In part because the above reform implies a currency-mix re-allocation in favor of currencies other than the Chiliean peso (CLP), the CLP and CLP-denominated securities markets reacted negatively to the news. A more structural factor pressuring the Chilean peso is the decrease in copper prices.
According to an IIF report, Chile’s has displayed fiscal surpluses for the last four years. In 2006, the surplus achieved 7.8% of GDP, due to high copper prices (and to the country’s countercyclical fiscal policy). Chile also posted a record primary surplus – 8.5% of GDP – in 2006. The strong fiscal performance was mainly due to a sharp increase in revenues than to a decrease in spending. It is important to notice that the Chile’s one percent structural fiscal surplus rule imposes a ceiling on spending assuming potential GDP growth rate of 5% and copper prices of $1.21lb. In turn, the structural surplus rule allows spending to grow 9% in 2007. IIF explains:
“It is important to notice that a group of Chilean economists recommended that the government reduce the 1% structural fiscal surplus to zero over the next four years. The resources released would be used to improve education and social spending. While the proposal is aimed at lifting the country’s productivity and growth potential, higher government spending is likely to appreciate the exchange rate and negatively affect the country’s competitiveness.”

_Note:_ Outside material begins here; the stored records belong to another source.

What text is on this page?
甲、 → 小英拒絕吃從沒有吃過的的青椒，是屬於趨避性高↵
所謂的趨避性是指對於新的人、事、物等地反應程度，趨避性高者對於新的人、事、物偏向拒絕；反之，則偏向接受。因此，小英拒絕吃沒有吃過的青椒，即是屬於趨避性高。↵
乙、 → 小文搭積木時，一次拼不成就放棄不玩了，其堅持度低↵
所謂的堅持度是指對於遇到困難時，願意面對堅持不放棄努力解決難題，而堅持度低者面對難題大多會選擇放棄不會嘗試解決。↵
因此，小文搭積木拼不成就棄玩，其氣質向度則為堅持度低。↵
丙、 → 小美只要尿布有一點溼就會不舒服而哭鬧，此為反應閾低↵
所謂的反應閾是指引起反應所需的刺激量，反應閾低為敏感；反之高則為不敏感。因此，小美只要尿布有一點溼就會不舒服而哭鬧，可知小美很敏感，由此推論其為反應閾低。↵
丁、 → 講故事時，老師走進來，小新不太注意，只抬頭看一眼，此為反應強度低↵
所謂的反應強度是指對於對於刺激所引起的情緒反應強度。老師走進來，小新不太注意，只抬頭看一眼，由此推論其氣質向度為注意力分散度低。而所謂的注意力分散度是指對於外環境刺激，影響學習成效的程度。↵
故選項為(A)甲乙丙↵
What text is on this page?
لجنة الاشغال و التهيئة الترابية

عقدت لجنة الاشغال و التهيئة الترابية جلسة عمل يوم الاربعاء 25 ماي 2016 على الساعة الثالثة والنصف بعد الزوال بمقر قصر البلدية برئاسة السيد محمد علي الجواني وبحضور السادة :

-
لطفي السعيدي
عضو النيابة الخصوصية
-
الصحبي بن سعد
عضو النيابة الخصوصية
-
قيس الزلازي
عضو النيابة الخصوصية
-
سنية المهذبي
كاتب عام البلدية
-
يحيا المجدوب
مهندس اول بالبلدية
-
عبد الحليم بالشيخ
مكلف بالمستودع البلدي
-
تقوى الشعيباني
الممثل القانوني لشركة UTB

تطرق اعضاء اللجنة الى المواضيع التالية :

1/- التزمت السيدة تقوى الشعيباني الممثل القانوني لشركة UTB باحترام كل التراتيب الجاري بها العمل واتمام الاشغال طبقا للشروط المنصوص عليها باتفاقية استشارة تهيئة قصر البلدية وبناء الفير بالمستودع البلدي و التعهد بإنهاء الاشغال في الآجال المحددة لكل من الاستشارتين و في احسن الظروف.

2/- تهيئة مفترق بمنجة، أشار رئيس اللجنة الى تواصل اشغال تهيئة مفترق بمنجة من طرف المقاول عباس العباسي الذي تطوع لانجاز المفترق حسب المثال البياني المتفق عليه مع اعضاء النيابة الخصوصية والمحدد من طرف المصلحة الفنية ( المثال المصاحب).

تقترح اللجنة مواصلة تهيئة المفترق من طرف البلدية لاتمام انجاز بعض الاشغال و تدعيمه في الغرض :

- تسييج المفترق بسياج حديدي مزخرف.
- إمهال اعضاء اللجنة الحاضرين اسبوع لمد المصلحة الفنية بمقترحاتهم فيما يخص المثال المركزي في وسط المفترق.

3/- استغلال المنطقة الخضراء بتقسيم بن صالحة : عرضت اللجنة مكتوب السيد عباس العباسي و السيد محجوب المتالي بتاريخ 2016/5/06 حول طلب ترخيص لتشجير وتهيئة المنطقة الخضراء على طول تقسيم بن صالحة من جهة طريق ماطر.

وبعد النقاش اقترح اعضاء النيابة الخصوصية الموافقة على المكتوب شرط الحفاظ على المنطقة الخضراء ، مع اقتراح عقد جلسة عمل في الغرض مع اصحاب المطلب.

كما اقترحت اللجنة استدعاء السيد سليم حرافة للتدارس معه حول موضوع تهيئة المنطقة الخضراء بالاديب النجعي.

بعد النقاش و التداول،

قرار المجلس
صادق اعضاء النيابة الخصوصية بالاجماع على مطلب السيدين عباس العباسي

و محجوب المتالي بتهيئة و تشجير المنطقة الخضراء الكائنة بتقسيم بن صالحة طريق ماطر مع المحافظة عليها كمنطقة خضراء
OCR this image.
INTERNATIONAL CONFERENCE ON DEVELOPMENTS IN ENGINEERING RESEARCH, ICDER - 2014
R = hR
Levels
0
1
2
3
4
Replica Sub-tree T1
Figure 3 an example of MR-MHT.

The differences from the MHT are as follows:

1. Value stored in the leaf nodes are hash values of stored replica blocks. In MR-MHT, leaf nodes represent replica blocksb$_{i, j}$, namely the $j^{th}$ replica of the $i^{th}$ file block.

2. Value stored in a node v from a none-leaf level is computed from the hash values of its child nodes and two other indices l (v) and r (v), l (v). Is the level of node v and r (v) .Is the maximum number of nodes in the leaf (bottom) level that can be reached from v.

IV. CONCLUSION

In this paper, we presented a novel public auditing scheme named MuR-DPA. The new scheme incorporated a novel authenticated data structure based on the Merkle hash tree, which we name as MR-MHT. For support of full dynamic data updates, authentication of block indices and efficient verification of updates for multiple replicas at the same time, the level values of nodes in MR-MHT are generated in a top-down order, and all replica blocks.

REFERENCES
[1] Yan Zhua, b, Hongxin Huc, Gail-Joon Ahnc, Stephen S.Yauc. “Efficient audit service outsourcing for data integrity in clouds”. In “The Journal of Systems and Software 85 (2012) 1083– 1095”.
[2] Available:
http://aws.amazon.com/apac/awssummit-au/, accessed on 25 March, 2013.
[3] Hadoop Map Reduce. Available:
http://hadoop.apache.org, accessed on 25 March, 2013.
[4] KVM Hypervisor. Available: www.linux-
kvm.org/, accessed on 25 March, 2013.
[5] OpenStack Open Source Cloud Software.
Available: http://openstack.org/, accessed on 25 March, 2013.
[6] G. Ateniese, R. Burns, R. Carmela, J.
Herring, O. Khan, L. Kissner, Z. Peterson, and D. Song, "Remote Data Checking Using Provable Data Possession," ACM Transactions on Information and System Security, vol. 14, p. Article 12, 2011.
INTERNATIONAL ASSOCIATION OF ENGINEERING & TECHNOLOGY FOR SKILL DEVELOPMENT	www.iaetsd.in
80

According to the Minister of Finance, had it not been for implementation of the 1 percent structural surplus and the placement of these resources abroad, the exchange rate would have ended 2006 more appreciated. In turn, the proposal of spending the structural surplus requires that the government to convert their dollar revenues (held abroad) into pesos, thereby appreciating the domestic currency. So far, the government is avoiding any large scale pesification of its fiscal surplus. However, it remains to be seen how they will spend the structural surplus without appreciating the exchange rate.